The next day when the Waratahs returned home, a cargo container was sighted through one of the aircraft windows. On one side the Christchurch airport cargo crew had written: ''Thanks for coming, Waratahs. Will you need a 100-point start against the Brumbies next week? You are the weakest link. Goodbye. Signed, the Crusaders.''

A week later in the semi-finals, the Brumbies won 51-10. A 100-point start would have been handy.

As for my favourite Super Rugby game - again no argument. This I didn't attend, but the 2006 Super 14 final between the Crusaders and Hurricanes - again in Christchurch - wins out due to the exceptional television coverage. You couldn't see anything, but I would still rank it among my top five sporting event broadcasts.

An hour before kick-off, a thick fog covered the ground; it refused to lift, turning the match into something you would expect on a dark night in the Yorkshire Moors. Visibility was near zero. The players could see only a few metres in front of them. When Crusaders fullback Leon MacDonald arrived at the ground, he thought the fireworks had gone off early. And all the crowd could see were eerie shadows in the mist. The rumour soon spread that Lord Lucan was playing on the far wing.

Those in the press box had given up after 15 minutes, demanding that match officials put a loud rattle in the ball so they had some idea where the ground was. What hope for the commentators? High up in the main grandstand, the Sky Sport commentators Grant Nisbett and Murray Mexted admitted they couldn't see anything. Their sideline eye, Tony Johnson, was immediately on the case, charging over to the far sideline where, peering into the fog, he was able to provide graphic description of what was happening down the mine.

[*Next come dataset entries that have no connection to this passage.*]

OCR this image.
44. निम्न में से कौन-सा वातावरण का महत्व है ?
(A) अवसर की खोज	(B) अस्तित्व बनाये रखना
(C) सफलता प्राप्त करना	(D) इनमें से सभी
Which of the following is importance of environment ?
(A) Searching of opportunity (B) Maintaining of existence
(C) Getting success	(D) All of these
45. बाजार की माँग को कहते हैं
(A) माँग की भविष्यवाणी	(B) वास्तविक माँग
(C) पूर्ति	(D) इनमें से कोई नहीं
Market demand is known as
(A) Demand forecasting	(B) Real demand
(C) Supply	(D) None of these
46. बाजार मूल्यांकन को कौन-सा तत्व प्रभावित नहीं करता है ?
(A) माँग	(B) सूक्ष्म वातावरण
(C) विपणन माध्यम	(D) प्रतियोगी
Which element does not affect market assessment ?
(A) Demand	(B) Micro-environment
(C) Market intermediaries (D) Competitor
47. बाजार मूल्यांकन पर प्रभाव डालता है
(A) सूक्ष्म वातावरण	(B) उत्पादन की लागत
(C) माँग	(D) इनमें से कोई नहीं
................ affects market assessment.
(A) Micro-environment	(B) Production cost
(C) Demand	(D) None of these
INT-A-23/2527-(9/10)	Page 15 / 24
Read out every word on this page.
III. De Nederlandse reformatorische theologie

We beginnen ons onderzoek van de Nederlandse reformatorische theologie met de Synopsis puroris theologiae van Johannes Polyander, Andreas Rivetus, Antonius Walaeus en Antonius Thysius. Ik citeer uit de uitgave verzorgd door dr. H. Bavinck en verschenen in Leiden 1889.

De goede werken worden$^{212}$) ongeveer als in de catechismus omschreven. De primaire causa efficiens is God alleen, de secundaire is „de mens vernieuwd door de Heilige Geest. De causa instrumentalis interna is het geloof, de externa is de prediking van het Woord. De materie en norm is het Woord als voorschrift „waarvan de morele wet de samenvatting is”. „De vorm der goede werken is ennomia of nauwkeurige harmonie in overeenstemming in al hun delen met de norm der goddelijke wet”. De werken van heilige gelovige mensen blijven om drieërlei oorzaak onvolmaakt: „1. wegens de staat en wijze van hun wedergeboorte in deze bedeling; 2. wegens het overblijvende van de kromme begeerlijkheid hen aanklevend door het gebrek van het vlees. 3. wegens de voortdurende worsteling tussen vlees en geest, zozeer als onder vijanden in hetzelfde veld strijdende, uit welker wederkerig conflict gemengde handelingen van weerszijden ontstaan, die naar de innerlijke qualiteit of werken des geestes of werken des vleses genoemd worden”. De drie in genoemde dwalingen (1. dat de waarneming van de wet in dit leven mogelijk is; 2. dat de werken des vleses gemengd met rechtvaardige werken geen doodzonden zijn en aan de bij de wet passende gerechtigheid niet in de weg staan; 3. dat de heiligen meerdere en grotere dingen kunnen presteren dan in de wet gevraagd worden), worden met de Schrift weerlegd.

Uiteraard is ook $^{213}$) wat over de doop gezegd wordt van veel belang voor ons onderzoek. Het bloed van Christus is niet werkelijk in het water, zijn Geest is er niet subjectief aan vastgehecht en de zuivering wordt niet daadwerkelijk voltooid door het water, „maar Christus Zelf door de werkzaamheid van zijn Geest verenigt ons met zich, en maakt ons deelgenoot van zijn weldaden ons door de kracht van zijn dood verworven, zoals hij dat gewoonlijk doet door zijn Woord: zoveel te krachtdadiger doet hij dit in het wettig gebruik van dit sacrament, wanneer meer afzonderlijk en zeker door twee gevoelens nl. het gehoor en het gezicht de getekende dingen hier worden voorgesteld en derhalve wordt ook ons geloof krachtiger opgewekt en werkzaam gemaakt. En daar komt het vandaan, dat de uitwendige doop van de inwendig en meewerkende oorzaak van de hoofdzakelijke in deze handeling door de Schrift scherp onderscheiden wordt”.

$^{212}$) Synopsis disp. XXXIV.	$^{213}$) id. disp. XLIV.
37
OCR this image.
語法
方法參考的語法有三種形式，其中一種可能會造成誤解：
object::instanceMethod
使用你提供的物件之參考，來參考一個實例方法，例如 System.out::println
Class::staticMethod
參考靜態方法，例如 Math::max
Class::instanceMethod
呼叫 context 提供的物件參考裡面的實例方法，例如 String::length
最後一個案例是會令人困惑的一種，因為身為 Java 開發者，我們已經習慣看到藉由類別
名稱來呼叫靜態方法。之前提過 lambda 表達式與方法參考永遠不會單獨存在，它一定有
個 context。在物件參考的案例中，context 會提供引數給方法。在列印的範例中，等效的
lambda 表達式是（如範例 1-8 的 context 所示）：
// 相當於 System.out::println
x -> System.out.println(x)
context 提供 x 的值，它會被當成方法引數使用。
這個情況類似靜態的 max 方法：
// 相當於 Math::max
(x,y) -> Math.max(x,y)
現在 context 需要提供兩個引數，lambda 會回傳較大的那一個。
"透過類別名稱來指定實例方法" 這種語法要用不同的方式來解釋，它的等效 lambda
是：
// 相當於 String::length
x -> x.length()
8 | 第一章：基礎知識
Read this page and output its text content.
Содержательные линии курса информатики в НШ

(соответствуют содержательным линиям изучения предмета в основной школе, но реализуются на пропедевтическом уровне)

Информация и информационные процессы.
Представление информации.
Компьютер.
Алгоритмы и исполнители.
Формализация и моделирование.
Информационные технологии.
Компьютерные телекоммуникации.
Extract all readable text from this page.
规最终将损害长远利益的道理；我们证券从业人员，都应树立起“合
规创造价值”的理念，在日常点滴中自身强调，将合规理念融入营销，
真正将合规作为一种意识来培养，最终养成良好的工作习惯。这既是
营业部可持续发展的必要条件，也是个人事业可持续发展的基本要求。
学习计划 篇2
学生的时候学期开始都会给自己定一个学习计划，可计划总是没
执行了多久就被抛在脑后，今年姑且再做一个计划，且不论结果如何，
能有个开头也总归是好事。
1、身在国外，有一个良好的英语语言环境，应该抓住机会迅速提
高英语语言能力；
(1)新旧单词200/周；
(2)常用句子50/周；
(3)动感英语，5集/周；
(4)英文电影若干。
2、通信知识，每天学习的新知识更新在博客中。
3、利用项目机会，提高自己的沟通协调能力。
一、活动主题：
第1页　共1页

If the action was on Nisbett's side of the field, a few metres near the sideline, he would call the game; when it went to Johnson's side, the sideline eye would take over the commentary. It worked perfectly, with the trio provide a funny, inventive and somehow informative call of the game.

Many would have got flustered. They didn't. When the commentary team remarked that neither side had made a line break, Johnson chimed in: "Well, none that we know of." And Nisbett announced that the Crusaders had triumphed 19-12 with: "There goes the foghorn." The following day, Johnson told me: "It was like trying to commentate on a game between ghosts."

As for the most enriching Super Rugby moment, that must go to being there for the 2014 Waratahs' grand final triumph at ANZ Stadium. It was a special game, with so many champagne moments, including the last-minute kicks to win the event. For all those Waratahs followers who had suffered so much, there was at last some reward - as shown by the most startling and resounding standing ovation ever received by an Australian coach when Michael Cheika walked onto the field about 10 minutes after the final whistle.

Sydneysiders are a discerning mob, but that night they headed out to the boondocks and in numbers rose as one when the Waratahs at last got it together. And with it came a feeling that maybe, just maybe, the often-teetering rugby environment had re-established a solid foothold in Australia's biggest city. Enough to even hope.